I'm a little disappointed in the BBC, although they will no doubt blame the Press Association who provide their data. Manchester City shots on target v Napoli last night? 11, according to the BBC, trusted around the world, yet two other sites (Guardian Match Stats and 90thminute.com) both agreed that City had just 4 shots on target. So maybe a shot on target from one angle may not be on target from another, and a small difference on a slightly subjective statistic is perhaps understandable, but corners are not subjective. One is either awarded or it isn't, so how come the BBC have 8 corners awarded to Napoli, yet other sites have 9? It's as if someone watching the match dozed off, woke up a few minutes later, and simply made some numbers up. Do these people not realize that these numbers are important. I had to revisit the Chelsea v Bayer Leverkusen (did Bayer Leverkusen have 5 shots on target or 2? - there's a big difference) and Borussia Dortmund v Arsenal (Arsenal 6 shots or 2?) results and re-update the spreadsheet. For the league matches, I use Football Data, but for the UEFA competitions I have to look elsewhere. If anyone has any better, i.e. more accurate, sites as a source for these statistics, please let me know. I can't watch EVERY game!
Centre Court Trading is rapidly becoming one of my favourite reads with two great posts in the last two days. The latest titled Right-Brain Trading is quoting from a book by disgraced ** former trader, and author of Way Of The Turtle, Curtis Faith,
The trading world is divided into two fairly distinct camps. The largest camp consists of traders who consider trading an art, those who are called discretionary traders. A smaller group consists of traders who use a specific set of rules to make their trading decisions. These traders are known as system traders.I've touched on this subject before, and it's an interesting topic. If you are purely a system trader, you listen to your spreadsheet and lay Manchester City at 1.36 last night. If you are discretionary, you pile in against the Raiders at half-time because the price feels too short. I'm in two minds about what to make of this...
....trading styles generally fall on a continuum between the purely intuitive discretionary trader and the purely rule-oriented system trader.

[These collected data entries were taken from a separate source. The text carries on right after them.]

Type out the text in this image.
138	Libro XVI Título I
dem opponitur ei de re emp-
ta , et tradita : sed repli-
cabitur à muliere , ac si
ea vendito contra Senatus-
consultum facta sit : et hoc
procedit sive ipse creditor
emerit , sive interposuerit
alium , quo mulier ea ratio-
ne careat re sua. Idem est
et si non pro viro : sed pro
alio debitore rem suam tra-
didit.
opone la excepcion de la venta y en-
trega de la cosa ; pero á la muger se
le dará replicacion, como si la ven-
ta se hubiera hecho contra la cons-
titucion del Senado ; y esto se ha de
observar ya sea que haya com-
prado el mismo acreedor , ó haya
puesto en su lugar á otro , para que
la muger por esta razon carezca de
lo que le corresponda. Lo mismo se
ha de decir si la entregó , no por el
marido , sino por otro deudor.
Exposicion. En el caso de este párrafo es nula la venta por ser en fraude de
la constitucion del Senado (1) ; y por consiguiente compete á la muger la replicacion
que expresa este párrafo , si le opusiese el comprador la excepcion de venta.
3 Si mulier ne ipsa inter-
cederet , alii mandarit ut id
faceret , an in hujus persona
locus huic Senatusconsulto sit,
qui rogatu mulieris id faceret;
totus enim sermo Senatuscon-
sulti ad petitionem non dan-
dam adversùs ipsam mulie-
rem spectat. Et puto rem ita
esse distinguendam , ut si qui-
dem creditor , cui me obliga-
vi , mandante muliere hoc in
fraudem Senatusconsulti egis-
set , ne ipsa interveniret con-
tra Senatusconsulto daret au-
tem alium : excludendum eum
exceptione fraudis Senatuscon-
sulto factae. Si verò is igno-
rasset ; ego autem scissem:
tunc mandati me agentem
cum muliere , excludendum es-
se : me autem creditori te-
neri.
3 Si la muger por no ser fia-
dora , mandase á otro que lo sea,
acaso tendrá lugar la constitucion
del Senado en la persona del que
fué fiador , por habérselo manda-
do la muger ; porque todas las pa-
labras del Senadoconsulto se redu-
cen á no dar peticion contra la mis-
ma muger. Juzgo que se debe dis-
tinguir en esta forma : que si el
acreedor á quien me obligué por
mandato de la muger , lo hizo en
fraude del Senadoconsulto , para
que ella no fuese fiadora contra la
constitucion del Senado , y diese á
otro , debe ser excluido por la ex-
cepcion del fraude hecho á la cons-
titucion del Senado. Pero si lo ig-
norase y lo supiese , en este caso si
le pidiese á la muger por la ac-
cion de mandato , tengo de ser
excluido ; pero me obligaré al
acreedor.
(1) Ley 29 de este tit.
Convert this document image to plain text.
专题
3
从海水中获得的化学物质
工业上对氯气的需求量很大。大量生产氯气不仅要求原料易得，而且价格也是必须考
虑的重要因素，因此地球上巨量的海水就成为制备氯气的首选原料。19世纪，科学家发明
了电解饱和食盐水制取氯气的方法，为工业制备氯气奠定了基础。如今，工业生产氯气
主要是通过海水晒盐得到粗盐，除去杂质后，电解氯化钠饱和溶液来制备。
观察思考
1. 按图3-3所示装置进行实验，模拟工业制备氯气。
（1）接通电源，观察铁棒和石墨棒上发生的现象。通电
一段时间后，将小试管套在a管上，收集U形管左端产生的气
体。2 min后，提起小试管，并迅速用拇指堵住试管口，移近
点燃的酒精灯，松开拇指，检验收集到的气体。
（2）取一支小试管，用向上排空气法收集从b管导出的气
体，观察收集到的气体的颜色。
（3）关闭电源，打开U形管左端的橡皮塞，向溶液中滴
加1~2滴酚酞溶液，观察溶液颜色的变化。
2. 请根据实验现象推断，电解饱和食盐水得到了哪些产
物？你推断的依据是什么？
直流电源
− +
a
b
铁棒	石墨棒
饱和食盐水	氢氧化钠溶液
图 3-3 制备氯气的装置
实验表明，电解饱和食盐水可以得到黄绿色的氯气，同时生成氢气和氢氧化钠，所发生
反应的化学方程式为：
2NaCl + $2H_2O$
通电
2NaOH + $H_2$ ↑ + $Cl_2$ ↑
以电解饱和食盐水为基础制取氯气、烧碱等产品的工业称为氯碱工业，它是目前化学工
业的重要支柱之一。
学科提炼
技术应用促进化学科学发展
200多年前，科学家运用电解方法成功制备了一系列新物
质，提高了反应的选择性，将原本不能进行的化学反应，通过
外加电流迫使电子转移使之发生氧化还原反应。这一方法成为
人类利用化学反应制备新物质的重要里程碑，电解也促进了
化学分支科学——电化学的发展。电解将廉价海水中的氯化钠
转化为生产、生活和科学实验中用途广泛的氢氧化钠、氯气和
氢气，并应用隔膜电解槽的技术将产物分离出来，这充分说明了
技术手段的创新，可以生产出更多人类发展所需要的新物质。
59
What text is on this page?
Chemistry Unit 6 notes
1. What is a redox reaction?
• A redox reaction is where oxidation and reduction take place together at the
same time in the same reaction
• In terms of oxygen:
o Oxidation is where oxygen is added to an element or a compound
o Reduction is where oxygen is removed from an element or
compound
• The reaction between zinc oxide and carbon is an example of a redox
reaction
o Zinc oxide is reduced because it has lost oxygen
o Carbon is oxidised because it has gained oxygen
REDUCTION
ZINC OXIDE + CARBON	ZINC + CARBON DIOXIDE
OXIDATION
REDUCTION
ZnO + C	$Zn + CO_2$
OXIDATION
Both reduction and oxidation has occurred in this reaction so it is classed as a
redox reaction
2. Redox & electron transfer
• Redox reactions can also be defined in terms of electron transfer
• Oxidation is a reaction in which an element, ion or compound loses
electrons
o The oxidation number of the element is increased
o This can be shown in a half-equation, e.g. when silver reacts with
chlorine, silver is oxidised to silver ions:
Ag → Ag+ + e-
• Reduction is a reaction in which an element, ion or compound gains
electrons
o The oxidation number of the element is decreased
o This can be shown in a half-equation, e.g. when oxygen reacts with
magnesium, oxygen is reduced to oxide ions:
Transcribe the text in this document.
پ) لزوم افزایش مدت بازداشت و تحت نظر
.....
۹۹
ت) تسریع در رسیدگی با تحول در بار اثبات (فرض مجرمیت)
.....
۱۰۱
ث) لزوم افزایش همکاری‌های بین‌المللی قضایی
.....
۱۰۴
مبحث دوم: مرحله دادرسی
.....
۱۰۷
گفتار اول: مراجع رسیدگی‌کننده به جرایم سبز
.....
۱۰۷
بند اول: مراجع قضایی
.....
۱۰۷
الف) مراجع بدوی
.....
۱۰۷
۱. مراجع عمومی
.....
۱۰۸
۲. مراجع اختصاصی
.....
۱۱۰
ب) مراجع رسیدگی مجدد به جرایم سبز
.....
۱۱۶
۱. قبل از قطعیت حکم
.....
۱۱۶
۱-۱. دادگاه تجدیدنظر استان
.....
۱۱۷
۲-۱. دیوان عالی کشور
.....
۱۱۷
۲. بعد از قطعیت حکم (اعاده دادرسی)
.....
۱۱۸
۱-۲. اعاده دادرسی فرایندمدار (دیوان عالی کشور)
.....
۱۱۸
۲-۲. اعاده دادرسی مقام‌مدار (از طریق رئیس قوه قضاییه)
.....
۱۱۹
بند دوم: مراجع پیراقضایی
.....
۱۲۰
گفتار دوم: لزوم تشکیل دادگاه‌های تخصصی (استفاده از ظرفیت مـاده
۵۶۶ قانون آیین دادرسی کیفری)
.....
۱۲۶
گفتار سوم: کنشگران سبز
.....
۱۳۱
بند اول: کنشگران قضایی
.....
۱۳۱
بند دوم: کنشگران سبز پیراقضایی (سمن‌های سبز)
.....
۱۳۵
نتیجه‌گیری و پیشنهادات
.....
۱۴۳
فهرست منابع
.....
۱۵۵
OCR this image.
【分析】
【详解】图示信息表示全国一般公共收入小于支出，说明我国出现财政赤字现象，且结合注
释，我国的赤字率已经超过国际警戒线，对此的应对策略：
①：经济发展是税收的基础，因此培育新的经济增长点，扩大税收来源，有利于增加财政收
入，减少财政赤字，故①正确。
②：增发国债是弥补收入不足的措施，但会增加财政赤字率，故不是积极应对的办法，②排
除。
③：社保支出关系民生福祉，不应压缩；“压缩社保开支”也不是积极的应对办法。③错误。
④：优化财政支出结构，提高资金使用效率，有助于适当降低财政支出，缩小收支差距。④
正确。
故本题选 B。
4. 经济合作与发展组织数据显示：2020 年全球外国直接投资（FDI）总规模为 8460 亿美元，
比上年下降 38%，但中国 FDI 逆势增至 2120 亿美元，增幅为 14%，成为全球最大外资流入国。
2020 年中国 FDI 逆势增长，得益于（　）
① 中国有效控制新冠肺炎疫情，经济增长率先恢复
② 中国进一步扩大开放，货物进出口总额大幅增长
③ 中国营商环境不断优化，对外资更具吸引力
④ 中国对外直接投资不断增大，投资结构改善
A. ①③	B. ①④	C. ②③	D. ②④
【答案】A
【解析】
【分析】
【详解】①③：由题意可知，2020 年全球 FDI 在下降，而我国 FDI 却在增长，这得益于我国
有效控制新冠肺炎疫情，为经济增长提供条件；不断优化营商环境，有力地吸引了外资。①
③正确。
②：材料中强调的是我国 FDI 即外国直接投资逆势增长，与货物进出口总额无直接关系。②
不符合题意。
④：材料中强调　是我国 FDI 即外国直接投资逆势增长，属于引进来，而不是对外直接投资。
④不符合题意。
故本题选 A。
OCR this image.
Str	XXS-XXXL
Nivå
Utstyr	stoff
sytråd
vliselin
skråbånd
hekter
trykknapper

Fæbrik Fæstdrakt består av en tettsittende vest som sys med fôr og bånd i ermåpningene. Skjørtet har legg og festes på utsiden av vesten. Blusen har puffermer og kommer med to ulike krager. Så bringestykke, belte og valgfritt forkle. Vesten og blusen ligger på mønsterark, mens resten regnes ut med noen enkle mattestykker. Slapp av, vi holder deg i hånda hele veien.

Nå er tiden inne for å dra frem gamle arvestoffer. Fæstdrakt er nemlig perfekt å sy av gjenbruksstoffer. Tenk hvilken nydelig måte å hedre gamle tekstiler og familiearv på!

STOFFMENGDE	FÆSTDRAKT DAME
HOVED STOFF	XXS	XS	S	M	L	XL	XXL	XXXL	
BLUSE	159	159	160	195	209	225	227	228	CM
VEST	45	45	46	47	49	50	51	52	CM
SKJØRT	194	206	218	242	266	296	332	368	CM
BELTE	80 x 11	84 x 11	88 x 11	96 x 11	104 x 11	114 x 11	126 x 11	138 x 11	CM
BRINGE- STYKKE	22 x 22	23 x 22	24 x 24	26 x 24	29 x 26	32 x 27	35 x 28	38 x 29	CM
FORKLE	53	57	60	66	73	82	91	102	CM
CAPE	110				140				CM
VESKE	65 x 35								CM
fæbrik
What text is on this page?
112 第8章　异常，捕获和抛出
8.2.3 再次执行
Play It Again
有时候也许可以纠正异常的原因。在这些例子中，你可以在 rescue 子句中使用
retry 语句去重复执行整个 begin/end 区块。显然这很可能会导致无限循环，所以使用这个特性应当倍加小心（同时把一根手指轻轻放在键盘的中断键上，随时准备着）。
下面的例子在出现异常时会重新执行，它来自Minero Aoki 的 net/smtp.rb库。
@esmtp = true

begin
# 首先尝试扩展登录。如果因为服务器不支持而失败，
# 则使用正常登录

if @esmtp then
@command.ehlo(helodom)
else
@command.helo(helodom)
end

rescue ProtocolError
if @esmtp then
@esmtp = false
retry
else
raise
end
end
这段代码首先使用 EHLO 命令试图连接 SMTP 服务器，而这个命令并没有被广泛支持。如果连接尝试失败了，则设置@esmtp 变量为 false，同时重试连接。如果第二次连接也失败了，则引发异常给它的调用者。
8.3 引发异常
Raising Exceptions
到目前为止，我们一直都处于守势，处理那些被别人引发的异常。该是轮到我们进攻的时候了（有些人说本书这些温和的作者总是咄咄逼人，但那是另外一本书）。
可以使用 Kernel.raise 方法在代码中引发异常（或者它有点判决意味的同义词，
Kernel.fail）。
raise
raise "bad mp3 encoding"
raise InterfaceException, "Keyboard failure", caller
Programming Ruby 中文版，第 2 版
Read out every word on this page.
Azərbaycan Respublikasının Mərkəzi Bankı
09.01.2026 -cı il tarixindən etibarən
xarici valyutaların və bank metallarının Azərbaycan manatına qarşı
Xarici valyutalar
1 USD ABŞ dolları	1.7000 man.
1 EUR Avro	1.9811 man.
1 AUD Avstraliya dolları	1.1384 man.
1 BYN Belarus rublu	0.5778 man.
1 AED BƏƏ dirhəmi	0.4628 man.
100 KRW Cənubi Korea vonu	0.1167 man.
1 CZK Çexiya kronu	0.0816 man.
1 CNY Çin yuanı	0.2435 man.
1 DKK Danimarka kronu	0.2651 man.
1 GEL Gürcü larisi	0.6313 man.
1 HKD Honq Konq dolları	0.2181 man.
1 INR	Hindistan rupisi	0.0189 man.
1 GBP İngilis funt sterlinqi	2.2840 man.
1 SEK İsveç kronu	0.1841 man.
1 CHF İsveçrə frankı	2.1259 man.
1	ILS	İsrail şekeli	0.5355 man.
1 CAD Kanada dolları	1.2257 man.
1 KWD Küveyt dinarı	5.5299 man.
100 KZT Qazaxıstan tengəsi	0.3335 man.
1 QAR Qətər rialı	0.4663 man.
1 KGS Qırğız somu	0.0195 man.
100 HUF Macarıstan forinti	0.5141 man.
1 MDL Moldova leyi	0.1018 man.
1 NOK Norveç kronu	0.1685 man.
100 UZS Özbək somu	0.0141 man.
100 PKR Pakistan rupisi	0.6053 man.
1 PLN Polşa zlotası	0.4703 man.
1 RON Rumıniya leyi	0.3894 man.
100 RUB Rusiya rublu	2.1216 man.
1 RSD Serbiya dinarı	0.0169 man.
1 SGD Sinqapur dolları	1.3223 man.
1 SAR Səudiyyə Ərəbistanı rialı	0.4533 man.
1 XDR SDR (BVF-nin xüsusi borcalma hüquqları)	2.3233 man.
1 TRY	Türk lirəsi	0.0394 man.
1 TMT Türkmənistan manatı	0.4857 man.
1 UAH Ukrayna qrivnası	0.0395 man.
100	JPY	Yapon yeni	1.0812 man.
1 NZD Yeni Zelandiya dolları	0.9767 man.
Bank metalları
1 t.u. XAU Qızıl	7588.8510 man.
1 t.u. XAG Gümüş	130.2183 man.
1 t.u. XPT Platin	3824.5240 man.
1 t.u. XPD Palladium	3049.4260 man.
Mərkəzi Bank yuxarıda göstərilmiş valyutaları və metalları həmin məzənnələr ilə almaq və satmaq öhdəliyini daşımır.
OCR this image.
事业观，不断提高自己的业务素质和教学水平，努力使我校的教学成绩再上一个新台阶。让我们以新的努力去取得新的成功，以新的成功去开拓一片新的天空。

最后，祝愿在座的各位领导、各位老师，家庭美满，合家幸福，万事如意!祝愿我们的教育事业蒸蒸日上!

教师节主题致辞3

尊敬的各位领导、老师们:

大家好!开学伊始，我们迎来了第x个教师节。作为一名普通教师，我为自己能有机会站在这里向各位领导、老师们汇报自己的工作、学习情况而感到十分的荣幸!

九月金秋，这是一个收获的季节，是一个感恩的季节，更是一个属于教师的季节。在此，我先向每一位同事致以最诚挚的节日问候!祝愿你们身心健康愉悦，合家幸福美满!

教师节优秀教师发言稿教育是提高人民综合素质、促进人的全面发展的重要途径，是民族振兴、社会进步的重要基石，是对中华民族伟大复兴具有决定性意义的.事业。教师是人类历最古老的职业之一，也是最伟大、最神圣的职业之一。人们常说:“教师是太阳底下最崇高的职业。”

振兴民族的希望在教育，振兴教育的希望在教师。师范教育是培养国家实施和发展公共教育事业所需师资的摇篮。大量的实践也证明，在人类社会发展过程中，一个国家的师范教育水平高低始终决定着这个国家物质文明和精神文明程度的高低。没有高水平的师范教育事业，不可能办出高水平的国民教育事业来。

The best discretionary traders tend to be right-brain dominant, using their intuition to decide when to make trades....... They might describe their approach as having a “knack” for the market or a “feel” for the direction of the market.
..... purist right-brained traders.....often don’t understand exactly why they make certain trades; they just know when a trade feels right. This willingness to relinquish decision making to intuition or gut, characterizes the hard-core right-brain trader.
System traders.... use a rational, systematic process to decide when to make trades......don’t trade on their gut or intuition; they trade using rules and strategies. These traders often think in terms of signals and triggers.....Systems traders will have identified these specific criteria earlier, when they performed their backtesting and historical analyses.
====================================================================
** "Randomness of markets is normal. Faith says to get out "if you can". He might as well be sitting at the craps table with that logic. It's the exact type of statement one would expect to hear from a person whose money management firm ended in a permanent CFTC ban. Caution should be taken when listening to this particular ex-Turtle."
5 comments:
livescore.com recorded 20 shots with 12 on target in the man city match
I use http://soccernet.espn.go.com for in-play stats. Breadth of coverage is excellent and numbers are reasonable. Football-Data sources mostly from there.
I honestly think I'm in the middle....
I backup ESPN too...very good.
live.goals.com is my prefernce. The BBC is awful!